Жозеф шел так быстро по дороге в Ноан, что я скоро потерял бы его из виду, если бы он не остановился на берегу Лажона, небольшого пруда, окруженного пустырями. Ничего не может быть печальнее этого места: кругом все пусто и голо, два-три каких-нибудь дерева кое-как растут на тощей земле. Зато все болото густо поросло дикой травой, и так как водоросли и бесчисленное множество других болотных трав цвели в ту пору, то воздух был наполнен прекраснейшим запахом, словно в цветочной теплице.

Жозеф лег в тростник, и, полагая, что он один и что его никто не видит, начал выть и стонать как раненый волк.
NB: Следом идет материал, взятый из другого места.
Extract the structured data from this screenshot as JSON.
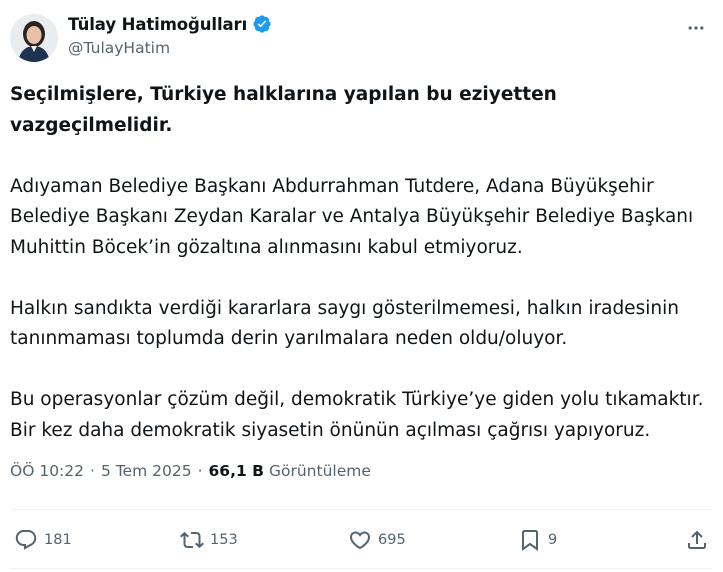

Я кликнул его для того только, чтобы предупредить, будучи совершенно уверен, что он мне не откликнется, и подошел к нему.

— Плакать тут нечего, — сказал я, — слезами, брат, ничего не докажешь.

— Я не плачу, Тьенне, — отвечал он твердым голосом. — Я не знаю этой слабости и не знаю этого счастия, я не могу облегчать себя слезами. В самые тяжкие минуты я еле-еле могу выжать из глаз тощую слезу, да и та, как теперь, например, так вот и жжет меня, словно раскаленный уголь! Не спрашивай меня, почему это; я и сам не знаю, да и не хочу знать. Время откровенности прошло. Я теперь в силах и не верю в чужую помощь. От вас ничего не дождешься — ничего, кроме жалости, а мне ее не нужно. Я рассчитываю на себя одного. Спасибо за доброе намерение. Прощай. Ступай с Богом.

— Да куда же ты пойдешь ночевать?

— Я пойду повидаться с матушкой.

— Время теперь позднее, а отсюда до Сент-Шартье неблизко.

— Не могу же я здесь ночевать! — сказал Жозеф, вставая. — До свидания, Тьенне, завтра увидимся.

— Приходи к нам в деревню, потому что мы уходим отсюда завтра.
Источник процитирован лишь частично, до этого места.